[PYTHON] <Course> Machine learning Chapter 4: Principal component analysis

Machine learning

Chapter 4: Principal Component Analysis

What is principal component analysis?




(Practice 4) Dimensional compression of breast cancer test data using scikit learn

Start with Google Drive Maps

from google.colab import drive

import pandas as pd
from sklearn.model_selection import train_test_split
from sklearn.preprocessing import StandardScaler
from sklearn.linear_model import LogisticRegressionCV
from sklearn.metrics import confusion_matrix
from sklearn.decomposition import PCA
import matplotlib.pyplot as plt
%matplotlib inline

sys.path settings

Below, we are creating a study_ai_ml folder directly under My Drive in Google Drive.

cancer_df = pd.read_csv('/content/drive/My Drive/study_ai_ml/data/cancer.csv')
print('cancer df shape: {}'.format(cancer_df.shape))

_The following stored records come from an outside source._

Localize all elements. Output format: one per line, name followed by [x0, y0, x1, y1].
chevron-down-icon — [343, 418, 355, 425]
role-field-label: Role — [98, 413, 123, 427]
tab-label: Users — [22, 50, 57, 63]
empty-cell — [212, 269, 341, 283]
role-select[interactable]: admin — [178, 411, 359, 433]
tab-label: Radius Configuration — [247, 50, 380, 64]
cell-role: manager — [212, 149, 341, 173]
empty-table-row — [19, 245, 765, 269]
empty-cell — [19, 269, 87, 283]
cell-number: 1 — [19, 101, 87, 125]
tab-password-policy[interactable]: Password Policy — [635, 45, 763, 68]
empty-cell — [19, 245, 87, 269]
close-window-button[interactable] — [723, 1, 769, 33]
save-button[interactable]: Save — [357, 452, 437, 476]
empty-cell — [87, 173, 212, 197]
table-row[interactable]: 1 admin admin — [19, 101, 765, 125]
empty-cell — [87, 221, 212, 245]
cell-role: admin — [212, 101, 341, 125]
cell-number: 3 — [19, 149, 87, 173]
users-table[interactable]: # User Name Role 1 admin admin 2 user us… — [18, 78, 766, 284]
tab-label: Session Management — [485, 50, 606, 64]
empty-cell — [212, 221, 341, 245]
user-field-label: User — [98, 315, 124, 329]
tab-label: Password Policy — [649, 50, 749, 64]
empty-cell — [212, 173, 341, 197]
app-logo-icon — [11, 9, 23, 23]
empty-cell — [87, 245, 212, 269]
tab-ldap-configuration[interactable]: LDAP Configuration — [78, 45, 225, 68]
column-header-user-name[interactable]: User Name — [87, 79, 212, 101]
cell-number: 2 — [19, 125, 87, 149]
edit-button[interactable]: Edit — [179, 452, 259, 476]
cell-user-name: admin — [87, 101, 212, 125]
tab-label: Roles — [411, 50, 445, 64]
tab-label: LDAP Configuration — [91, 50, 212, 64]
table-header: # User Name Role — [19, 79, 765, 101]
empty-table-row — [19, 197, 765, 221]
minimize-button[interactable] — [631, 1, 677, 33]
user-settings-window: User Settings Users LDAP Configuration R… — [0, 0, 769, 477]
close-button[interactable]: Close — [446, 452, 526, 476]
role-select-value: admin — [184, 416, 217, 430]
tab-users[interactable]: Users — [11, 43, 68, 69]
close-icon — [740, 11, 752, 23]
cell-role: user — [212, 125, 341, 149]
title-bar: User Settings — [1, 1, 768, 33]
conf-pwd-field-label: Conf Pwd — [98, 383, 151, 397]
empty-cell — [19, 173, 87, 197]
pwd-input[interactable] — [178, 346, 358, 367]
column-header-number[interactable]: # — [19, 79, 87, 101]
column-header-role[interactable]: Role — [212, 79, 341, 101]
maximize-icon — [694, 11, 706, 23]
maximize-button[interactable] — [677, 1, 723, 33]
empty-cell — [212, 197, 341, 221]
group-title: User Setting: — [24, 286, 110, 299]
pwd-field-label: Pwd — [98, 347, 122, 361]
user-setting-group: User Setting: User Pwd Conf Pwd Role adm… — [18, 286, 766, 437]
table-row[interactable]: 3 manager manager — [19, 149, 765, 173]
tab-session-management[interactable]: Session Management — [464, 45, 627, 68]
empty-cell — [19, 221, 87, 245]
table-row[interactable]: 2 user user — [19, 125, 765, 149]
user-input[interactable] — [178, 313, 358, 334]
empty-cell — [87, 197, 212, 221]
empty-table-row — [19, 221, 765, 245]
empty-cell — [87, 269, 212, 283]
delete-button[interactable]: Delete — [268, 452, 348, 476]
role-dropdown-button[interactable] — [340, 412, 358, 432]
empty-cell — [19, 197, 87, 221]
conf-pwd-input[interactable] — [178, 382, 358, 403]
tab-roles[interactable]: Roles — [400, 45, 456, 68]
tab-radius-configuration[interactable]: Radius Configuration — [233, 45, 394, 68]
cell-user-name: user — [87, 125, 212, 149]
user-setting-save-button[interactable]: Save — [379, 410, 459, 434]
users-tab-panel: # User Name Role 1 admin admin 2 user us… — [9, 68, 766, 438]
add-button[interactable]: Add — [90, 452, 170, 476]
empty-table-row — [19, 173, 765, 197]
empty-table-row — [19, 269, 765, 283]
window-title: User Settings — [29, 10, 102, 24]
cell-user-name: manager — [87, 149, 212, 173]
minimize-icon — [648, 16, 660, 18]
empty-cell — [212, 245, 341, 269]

cancer df shape: (569, 33)
スクリーンショット 2019-12-13 16.53.21.png
cancer_df.drop('Unnamed: 32', axis=1, inplace=True)
スクリーンショット 2019-12-13 16.56.55.png

** ・ Diagnosis: Diagnosis result (Benign is B / Malignant is M) ・ Explanatory variables are classified by logistic regression with the objective variable in the second column after the third column **

#Extraction of objective variable
y = cancer_df.diagnosis.apply(lambda d: 1 if d == 'M' else 0)
#Extraction of explanatory variables
X = cancer_df.loc[:, 'radius_mean':]
#Separate data for learning and testing
X_train, X_test, y_train, y_test = train_test_split(X, y, random_state=0)

scaler = StandardScaler()
X_train_scaled = scaler.fit_transform(X_train)
X_test_scaled = scaler.transform(X_test)

#Learning with logistic regression
logistic = LogisticRegressionCV(cv=10, random_state=0)
logistic.fit(X_train_scaled, y_train)

print('Train score: {:.3f}'.format(logistic.score(X_train_scaled, y_train)))
print('Test score: {:.3f}'.format(logistic.score(X_test_scaled, y_test)))
print('Confustion matrix:\n{}'.format(confusion_matrix(y_true=y_test, y_pred=logistic.predict(X_test_scaled))))


Train score: 0.988
Test score: 0.972
Confustion matrix:
[[89  1]
 [ 3 50]]

** ・ Confirmed that it can be classified with a verification score of 97% **

pca = PCA(n_components=30)
plt.bar([n for n in range(1, len(pca.explained_variance_ratio_)+1)], pca.explained_variance_ratio_)
スクリーンショット 2019-12-13 17.02.01.png
#Compress up to 2 dimensions
pca = PCA(n_components=2)
X_train_pca = pca.fit_transform(X_train_scaled)
print('X_train_pca shape: {}'.format(X_train_pca.shape))
# X_train_pca shape: (426, 2)

#Contribution rate
print('explained variance ratio: {}'.format(pca.explained_variance_ratio_))
# explained variance ratio: [ 0.43315126  0.19586506]

#Plot on scatter plot
temp = pd.DataFrame(X_train_pca)
temp['Outcome'] = y_train.values
b = temp[temp['Outcome'] == 0]
m = temp[temp['Outcome'] == 1]
plt.scatter(x=b[0], y=b[1], marker='o') #Benign is marked with ○
plt.scatter(x=m[0], y=m[1], marker='^') #Malignant is marked with △
plt.xlabel('PC 1') #X-axis of the first principal component
plt.ylabel('PC 2') #The second principal component is the y-axis
スクリーンショット 2019-12-13 17.03.18.png
scaler = StandardScaler()
X_train_scaled = scaler.fit_transform(X_train)
X_test_scaled = scaler.transform(X_test)

#Learning with logistic regression
logistic = LogisticRegressionCV(cv=10, random_state=0)
logistic.fit(X_train_scaled, y_train)

print('Train score: {:.3f}'.format(logistic.score(X_train_scaled, y_train)))
print('Test score: {:.3f}'.format(logistic.score(X_test_scaled, y_test)))
print('Confustion matrix:\n{}'.format(confusion_matrix(y_true=y_test, y_pred=logistic.predict(X_test_scaled))))


Train score: 0.927
Test score: 0.944
Confustion matrix:
[[87  3]
 [ 5 48]]

** ・ Confirmed that it can be classified with a verification score of 94% ** Even if the number of dimensions was reduced to 2, the verification score did not drop much from 97% to 94%, and the result was that the number of dimensions was reduced while maintaining accuracy.